Il volume nel suo insieme dà indicazioni
su alcune strategie possibili. Vorremmo chiudere evidenziando quelli che a nostro parere
sono i fili comuni.
a)
Adottare un approccio sistemico. Non è più possibile pensare che i
problemi del welfare siano risolvibili senza un coordinamento con un fascio di politiche: le
politiche fiscali; le politiche industriali, le politiche per lo sviluppo e quelle per
l’occupazione, la cui debolezza è solo in parte legata alla incerta adesione dell’Italia
agli indirizzi europei in tema di politiche attive per il lavoro; le politiche per il
territorio (si pensi alle vulnerabilità territoriali oltre che ai divari che affliggono il
nostro paese). Il «nuovo patto» che andrebbe messo alla base del welfare del dopo-Covid deve
necessariamente abbracciare più politiche, travalicando confini che sono stati istituiti e
naturalizzati decenni orsono. Altrimenti il welfare da un lato sarà destinato a essere
sempre più residuale, un welfare per i molto poveri.
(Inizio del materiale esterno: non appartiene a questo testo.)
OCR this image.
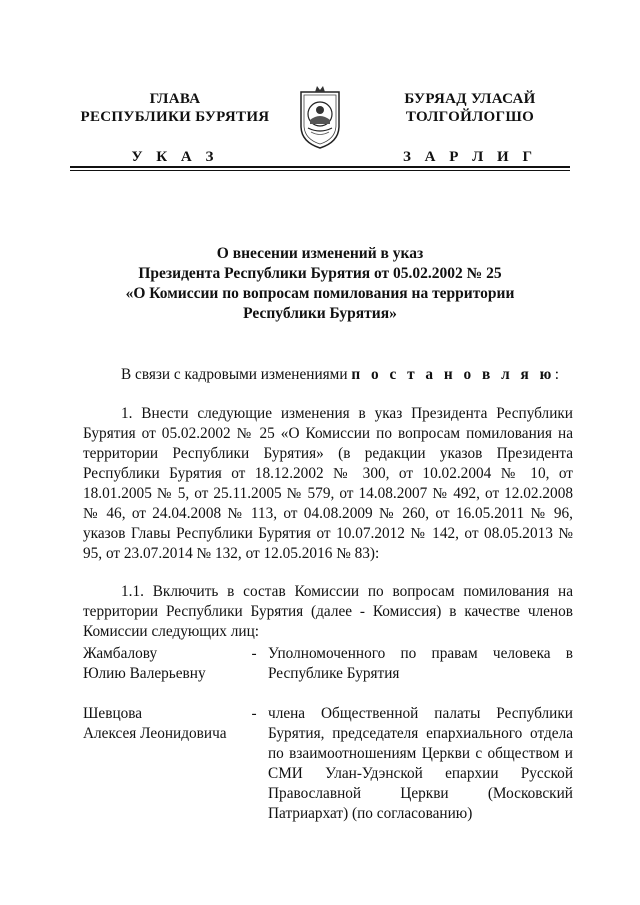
ГЛАВА
РЕСПУБЛИКИ БУРЯТИЯ
У К А З
БУРЯАД УЛАСАЙ
ТОЛГОЙЛОГШО
З А Р Л И Г
О внесении изменений в указ
Президента Республики Бурятия от 05.02.2002 № 25
«О Комиссии по вопросам помилования на территории
Республики Бурятия»
В связи с кадровыми изменениями п о с т а н о в л я ю:
1. Внести следующие изменения в указ Президента Республики Бурятия от 05.02.2002 № 25 «О Комиссии по вопросам помилования на территории Республики Бурятия» (в редакции указов Президента Республики Бурятия от 18.12.2002 № 300, от 10.02.2004 № 10, от 18.01.2005 № 5, от 25.11.2005 № 579, от 14.08.2007 № 492, от 12.02.2008 № 46, от 24.04.2008 № 113, от 04.08.2009 № 260, от 16.05.2011 № 96, указов Главы Республики Бурятия от 10.07.2012 № 142, от 08.05.2013 № 95, от 23.07.2014 № 132, от 12.05.2016 № 83):
1.1. Включить в состав Комиссии по вопросам помилования на территории Республики Бурятия (далее - Комиссия) в качестве членов Комиссии следующих лиц:
Жамбалову
Юлию Валерьевну
- Уполномоченного по правам человека в Республике Бурятия
Шевцова
Алексея Леонидовича
- члена Общественной палаты Республики Бурятия, председателя епархиального отдела по взаимоотношениям Церкви с обществом и СМИ Улан-Удэнской епархии Русской Православной Церкви (Московский Патриархат) (по согласованию)
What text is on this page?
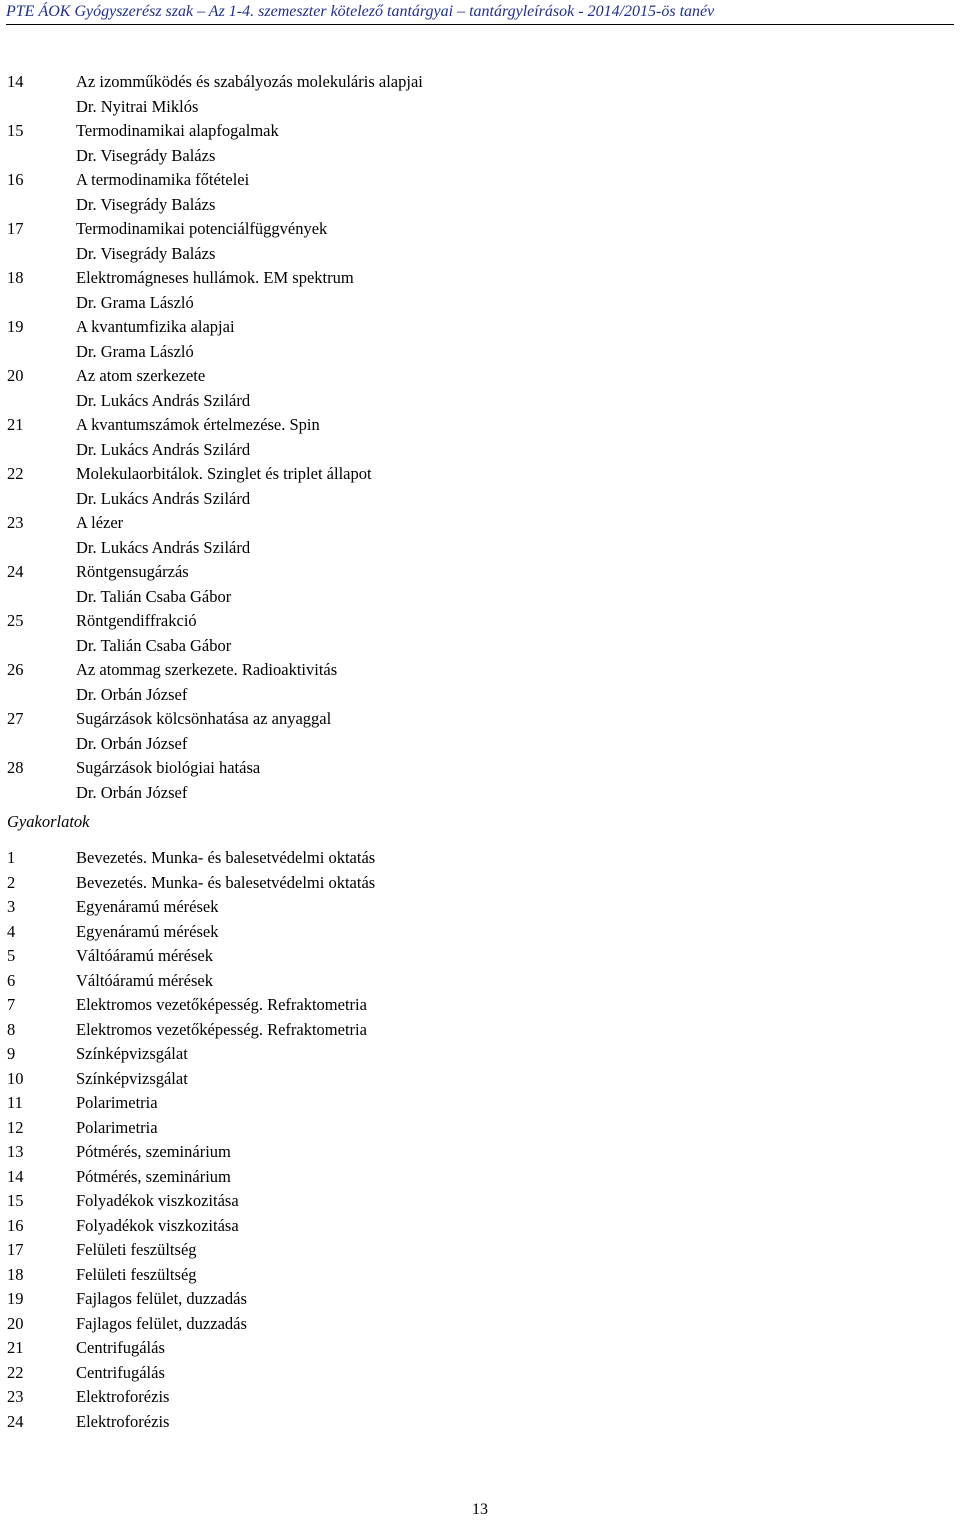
PTE ÁOK Gyógyszerész szak – Az 1-4. szemeszter kötelező tantárgyai – tantárgyleírások - 2014/2015-ös tanév
14	Az izomműködés és szabályozás molekuláris alapjai
Dr. Nyitrai Miklós
15	Termodinamikai alapfogalmak
Dr. Visegrády Balázs
16	A termodinamika főtételei
Dr. Visegrády Balázs
17	Termodinamikai potenciálfüggvények
Dr. Visegrády Balázs
18	Elektromágneses hullámok. EM spektrum
Dr. Grama László
19	A kvantumfizika alapjai
Dr. Grama László
20	Az atom szerkezete
Dr. Lukács András Szilárd
21	A kvantumszámok értelmezése. Spin
Dr. Lukács András Szilárd
22	Molekulaorbitálok. Szinglet és triplet állapot
Dr. Lukács András Szilárd
23	A lézer
Dr. Lukács András Szilárd
24	Röntgensugárzás
Dr. Talián Csaba Gábor
25	Röntgendiffrakció
Dr. Talián Csaba Gábor
26	Az atommag szerkezete. Radioaktivitás
Dr. Orbán József
27	Sugárzások kölcsönhatása az anyaggal
Dr. Orbán József
28	Sugárzások biológiai hatása
Dr. Orbán József
Gyakorlatok
1	Bevezetés. Munka- és balesetvédelmi oktatás
2	Bevezetés. Munka- és balesetvédelmi oktatás
3	Egyenáramú mérések
4	Egyenáramú mérések
5	Váltóáramú mérések
6	Váltóáramú mérések
7	Elektromos vezetőképesség. Refraktometria
8	Elektromos vezetőképesség. Refraktometria
9	Színképvizsgálat
10	Színképvizsgálat
11	Polarimetria
12	Polarimetria
13	Pótmérés, szeminárium
14	Pótmérés, szeminárium
15	Folyadékok viszkozitása
16	Folyadékok viszkozitása
17	Felületi feszültség
18	Felületi feszültség
19	Fajlagos felület, duzzadás
20	Fajlagos felület, duzzadás
21	Centrifugálás
22	Centrifugálás
23	Elektroforézis
24	Elektroforézis
13
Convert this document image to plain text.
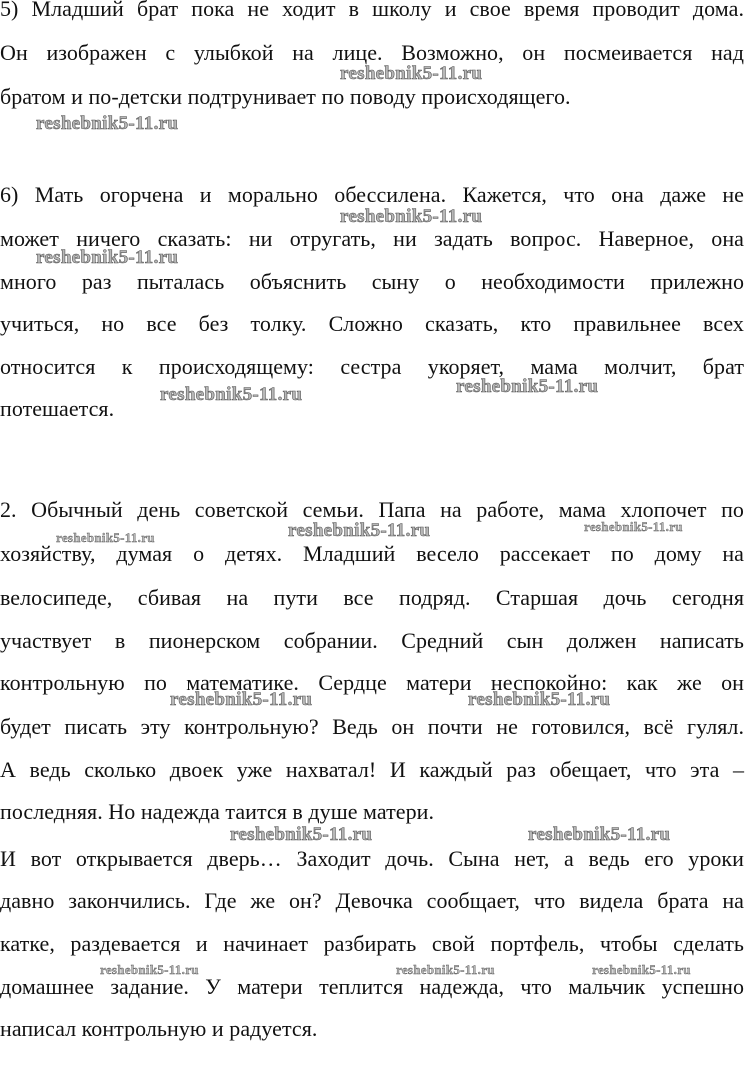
5) Младший брат пока не ходит в школу и свое время проводит дома.
Он изображен с улыбкой на лице. Возможно, он посмеивается над
братом и по-детски подтрунивает по поводу происходящего.
6) Мать огорчена и морально обессилена. Кажется, что она даже не
может ничего сказать: ни отругать, ни задать вопрос. Наверное, она
много раз пыталась объяснить сыну о необходимости прилежно
учиться, но все без толку. Сложно сказать, кто правильнее всех
относится к происходящему: сестра укоряет, мама молчит, брат
потешается.
2. Обычный день советской семьи. Папа на работе, мама хлопочет по
хозяйству, думая о детях. Младший весело рассекает по дому на
велосипеде, сбивая на пути все подряд. Старшая дочь сегодня
участвует в пионерском собрании. Средний сын должен написать
контрольную по математике. Сердце матери неспокойно: как же он
будет писать эту контрольную? Ведь он почти не готовился, всё гулял.
А ведь сколько двоек уже нахватал! И каждый раз обещает, что эта –
последняя. Но надежда таится в душе матери.
И вот открывается дверь… Заходит дочь. Сына нет, а ведь его уроки
давно закончились. Где же он? Девочка сообщает, что видела брата на
катке, раздевается и начинает разбирать свой портфель, чтобы сделать
домашнее задание. У матери теплится надежда, что мальчик успешно
написал контрольную и радуется.
reshebnik5-11.ru
reshebnik5-11.ru
reshebnik5-11.ru
reshebnik5-11.ru
reshebnik5-11.ru
reshebnik5-11.ru
reshebnik5-11.ru	reshebnik5-11.ru	reshebnik5-11.ru
reshebnik5-11.ru	reshebnik5-11.ru
reshebnik5-11.ru	reshebnik5-11.ru
reshebnik5-11.ru	reshebnik5-11.ru	reshebnik5-11.ru
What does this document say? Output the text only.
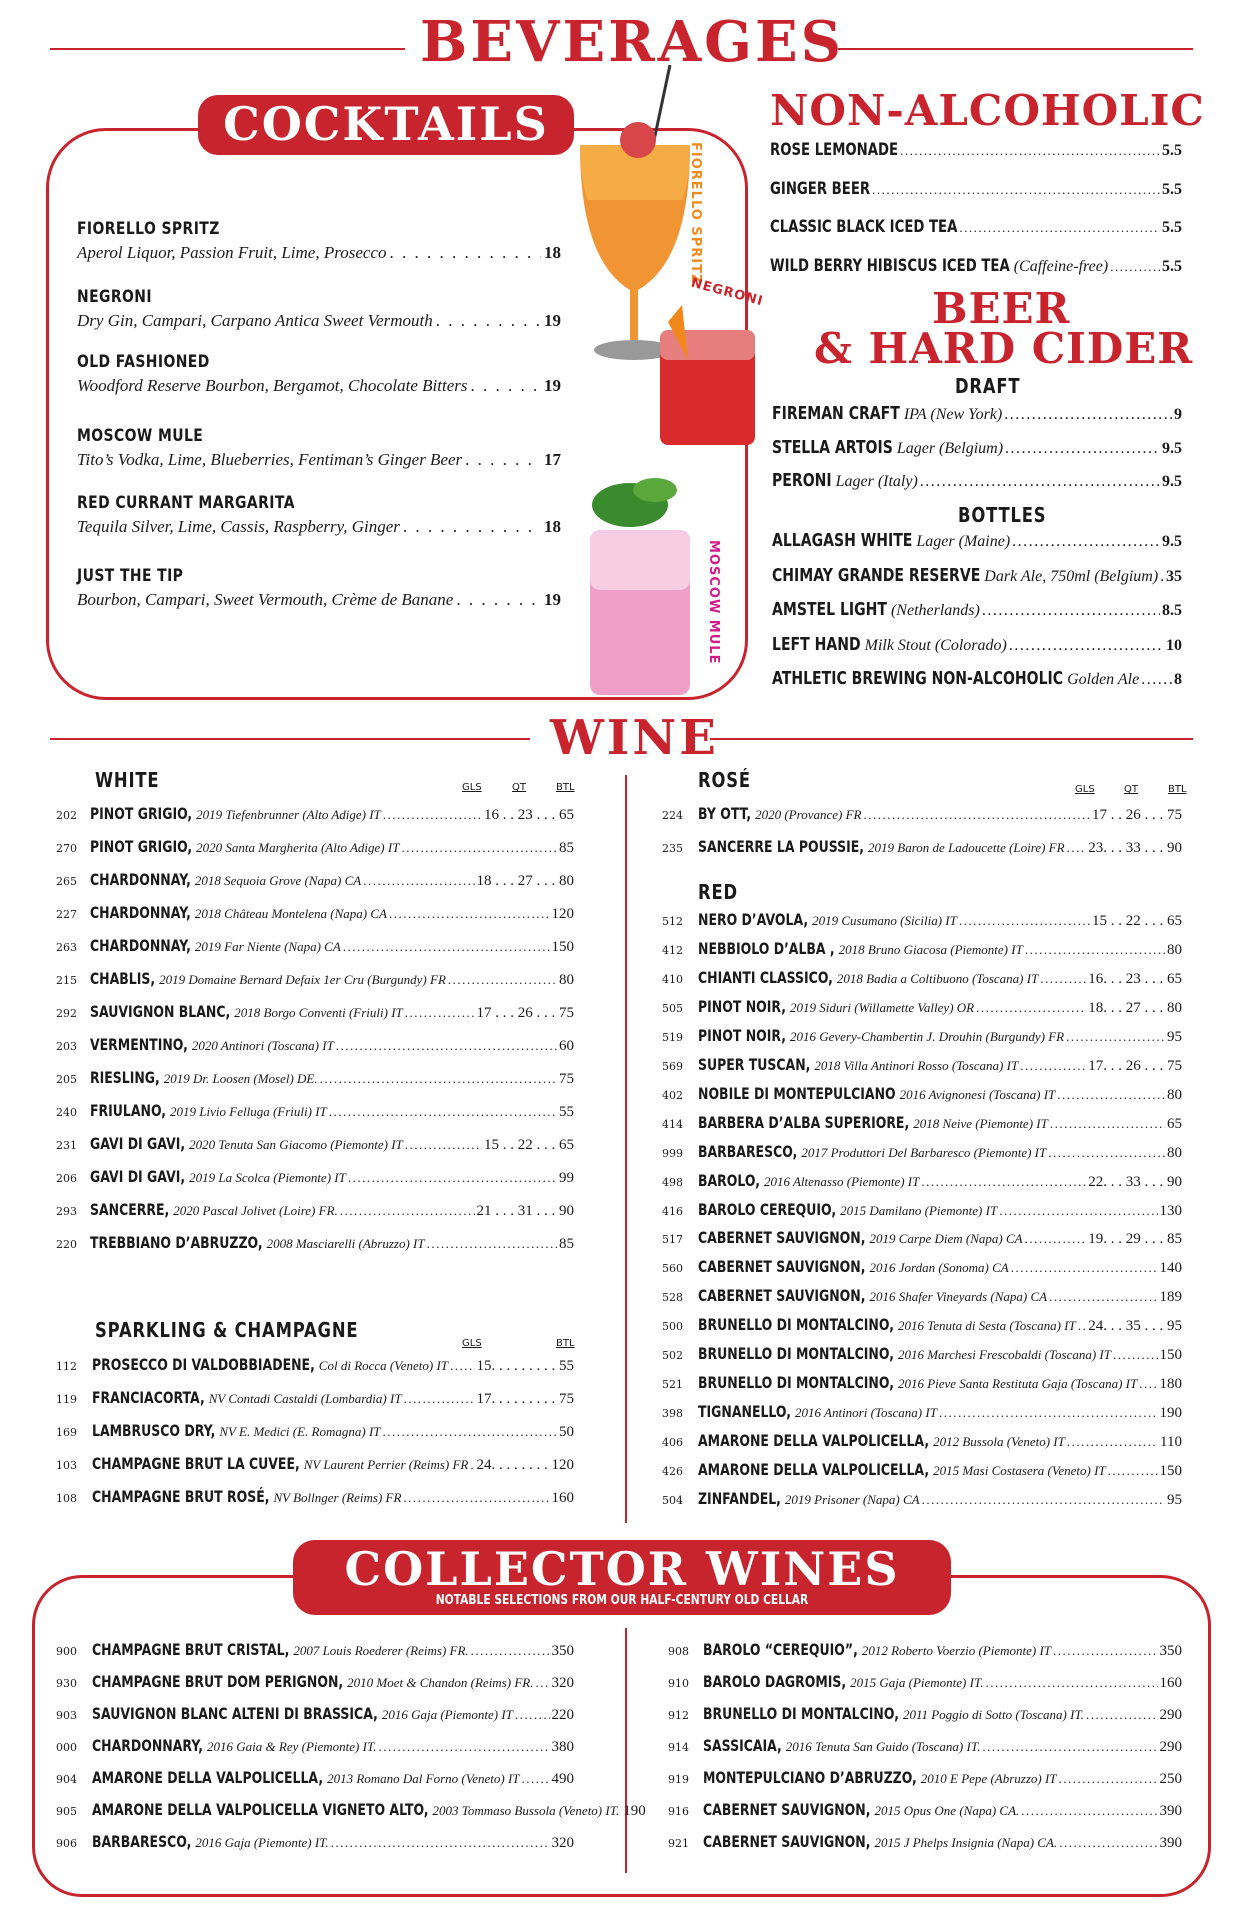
BEVERAGES
COCKTAILS
FIORELLO SPRITZ
Aperol Liquor, Passion Fruit, Lime, Prosecco . . .	18
NEGRONI
Dry Gin, Campari, Carpano Antica Sweet Vermouth . . .	19
OLD FASHIONED
Woodford Reserve Bourbon, Bergamot, Chocolate Bitters . . .	19
MOSCOW MULE
Tito’s Vodka, Lime, Blueberries, Fentiman’s Ginger Beer . . .	17
RED CURRANT MARGARITA
Tequila Silver, Lime, Cassis, Raspberry, Ginger . . .	18
JUST THE TIP
Bourbon, Campari, Sweet Vermouth, Crème de Banane . . .	19
FIORELLO SPRITZ
NEGRONI
MOSCOW MULE
NON-ALCOHOLIC
ROSE LEMONADE .....	5.5
GINGER BEER .....	5.5
CLASSIC BLACK ICED TEA .....	5.5
WILD BERRY HIBISCUS ICED TEA (Caffeine-free) .....	5.5
BEER
& HARD CIDER
DRAFT
FIREMAN CRAFT IPA (New York) .....	9
STELLA ARTOIS Lager (Belgium) .....	9.5
PERONI Lager (Italy) .....	9.5
BOTTLES
ALLAGASH WHITE Lager (Maine) .....	9.5
CHIMAY GRANDE RESERVE Dark Ale, 750ml (Belgium) ..... 35
AMSTEL LIGHT (Netherlands) .....	8.5
LEFT HAND Milk Stout (Colorado) .....	10
ATHLETIC BREWING NON-ALCOHOLIC Golden Ale ..... 8
WINE
WHITE	GLS	QT	BTL
202 PINOT GRIGIO, 2019 Tiefenbrunner (Alto Adige) IT .....	16 . . 23 . . . 65
270 PINOT GRIGIO, 2020 Santa Margherita (Alto Adige) IT .....	85
265 CHARDONNAY, 2018 Sequoia Grove (Napa) CA .....	18 . . . 27 . . . 80
227 CHARDONNAY, 2018 Château Montelena (Napa) CA .....	120
263 CHARDONNAY, 2019 Far Niente (Napa) CA .....	150
215 CHABLIS, 2019 Domaine Bernard Defaix 1er Cru (Burgundy) FR .....	80
292 SAUVIGNON BLANC, 2018 Borgo Conventi (Friuli) IT .....	17 . . . 26 . . . 75
203 VERMENTINO, 2020 Antinori (Toscana) IT .....	60
205 RIESLING, 2019 Dr. Loosen (Mosel) DE. .....	75
240 FRIULANO, 2019 Livio Felluga (Friuli) IT .....	55
231 GAVI DI GAVI, 2020 Tenuta San Giacomo (Piemonte) IT .....	15 . . 22 . . . 65
206 GAVI DI GAVI, 2019 La Scolca (Piemonte) IT .....	99
293 SANCERRE, 2020 Pascal Jolivet (Loire) FR. .....	21 . . . 31 . . . 90
220 TREBBIANO D’ABRUZZO, 2008 Masciarelli (Abruzzo) IT .....	85
SPARKLING & CHAMPAGNE
GLS	BTL
112 PROSECCO DI VALDOBBIADENE, Col di Rocca (Veneto) IT ..... 15. . . . . . . . . 55
119 FRANCIACORTA, NV Contadi Castaldi (Lombardia) IT .....	17. . . . . . . . . 75
169 LAMBRUSCO DRY, NV E. Medici (E. Romagna) IT .....	50
103 CHAMPAGNE BRUT LA CUVEE, NV Laurent Perrier (Reims) FR ..... 24. . . . . . . . 120
108 CHAMPAGNE BRUT ROSÉ, NV Bollnger (Reims) FR .....	160
ROSÉ	GLS	QT	BTL
224 BY OTT, 2020 (Provance) FR .....	17 . . 26 . . . 75
235 SANCERRE LA POUSSIE, 2019 Baron de Ladoucette (Loire) FR ..... 23. . . 33 . . . 90
RED
512 NERO D’AVOLA, 2019 Cusumano (Sicilia) IT .....	15 . . 22 . . . 65
412 NEBBIOLO D’ALBA , 2018 Bruno Giacosa (Piemonte) IT .....	80
410 CHIANTI CLASSICO, 2018 Badia a Coltibuono (Toscana) IT .....	16. . . 23 . . . 65
505 PINOT NOIR, 2019 Siduri (Willamette Valley) OR .....	18. . . 27 . . . 80
519 PINOT NOIR, 2016 Gevery-Chambertin J. Drouhin (Burgundy) FR .....	95
569 SUPER TUSCAN, 2018 Villa Antinori Rosso (Toscana) IT .....	17. . . 26 . . . 75
402 NOBILE DI MONTEPULCIANO 2016 Avignonesi (Toscana) IT .....	80
414 BARBERA D’ALBA SUPERIORE, 2018 Neive (Piemonte) IT .....	65
999 BARBARESCO, 2017 Produttori Del Barbaresco (Piemonte) IT .....	80
498 BAROLO, 2016 Altenasso (Piemonte) IT .....	22. . . 33 . . . 90
416 BAROLO CEREQUIO, 2015 Damilano (Piemonte) IT .....	130
517 CABERNET SAUVIGNON, 2019 Carpe Diem (Napa) CA .....	19. . . 29 . . . 85
560 CABERNET SAUVIGNON, 2016 Jordan (Sonoma) CA .....	140
528 CABERNET SAUVIGNON, 2016 Shafer Vineyards (Napa) CA .....	189
500 BRUNELLO DI MONTALCINO, 2016 Tenuta di Sesta (Toscana) IT ..... 24. . . 35 . . . 95
502 BRUNELLO DI MONTALCINO, 2016 Marchesi Frescobaldi (Toscana) IT .....	150
521 BRUNELLO DI MONTALCINO, 2016 Pieve Santa Restituta Gaja (Toscana) IT ..... 180
398 TIGNANELLO, 2016 Antinori (Toscana) IT .....	190
406 AMARONE DELLA VALPOLICELLA, 2012 Bussola (Veneto) IT .....	110
426 AMARONE DELLA VALPOLICELLA, 2015 Masi Costasera (Veneto) IT .....	150
504 ZINFANDEL, 2019 Prisoner (Napa) CA .....	95
COLLECTOR WINES
NOTABLE SELECTIONS FROM OUR HALF-CENTURY OLD CELLAR
900 CHAMPAGNE BRUT CRISTAL, 2007 Louis Roederer (Reims) FR. .....	350
930 CHAMPAGNE BRUT DOM PERIGNON, 2010 Moet & Chandon (Reims) FR. ..... 320
903 SAUVIGNON BLANC ALTENI DI BRASSICA, 2016 Gaja (Piemonte) IT .....	220
000 CHARDONNARY, 2016 Gaia & Rey (Piemonte) IT. .....	380
904 AMARONE DELLA VALPOLICELLA, 2013 Romano Dal Forno (Veneto) IT ..... 490
905 AMARONE DELLA VALPOLICELLA VIGNETO ALTO, 2003 Tommaso Bussola (Veneto) IT. 190
906 BARBARESCO, 2016 Gaja (Piemonte) IT. .....	320
908 BAROLO “CEREQUIO”, 2012 Roberto Voerzio (Piemonte) IT .....	350
910 BAROLO DAGROMIS, 2015 Gaja (Piemonte) IT. .....	160
912 BRUNELLO DI MONTALCINO, 2011 Poggio di Sotto (Toscana) IT. .....	290
914 SASSICAIA, 2016 Tenuta San Guido (Toscana) IT. .....	290
919 MONTEPULCIANO D’ABRUZZO, 2010 E Pepe (Abruzzo) IT .....	250
916 CABERNET SAUVIGNON, 2015 Opus One (Napa) CA. .....	390
921 CABERNET SAUVIGNON, 2015 J Phelps Insignia (Napa) CA. .....	390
Dall’altro lato, nonostante la sua
residualità, sarà sottoposto a uno stress finanziario crescente, per il doppio vincolo di
problemi sociali in aumento (come si può pensare che in assenza di lavoro decente non
aumenti la povertà?) e risorse in diminuzione (oltre la parentesi del PNRR, occorrerà pur
porsi il problema di come la tassazione in Italia possa operare effettivamente sia come
meccanismo della solidarietà collettiva su base nazionale sia come meccanismo per
ridistribuire valore). Un approccio sistemico chiama naturalmente in causa anche gli altri
livelli di governo, in particolare il quadro normativo europeo e le politiche di
contenimento della spesa pubblica. In ogni caso, da una prospettiva sistemica occorre capire
come riversare in scelte concrete la rinnovata attenzione e preoccupazione che il discorso
pubblico nella pandemia ha dedicato alle questioni ambientali e ai problemi ecologici
indotti dai nostri modelli di crescita. La questione è, difatti, non solo o non tanto
ritornare al passato ma fare fronte alle incertezze, sociali ed ecologiche, del nostro tempo
presente e futuro. Si parla sempre più spesso a tale proposito di uno «stato socioecologico»
le cui fondamenta di solidarietà
¶{p. 210}poggiano sul riconoscimento
dell’interdipendenza fra le questioni della giustizia sociale e quelle, altrettanto
cruciali, della giustizia ambientale.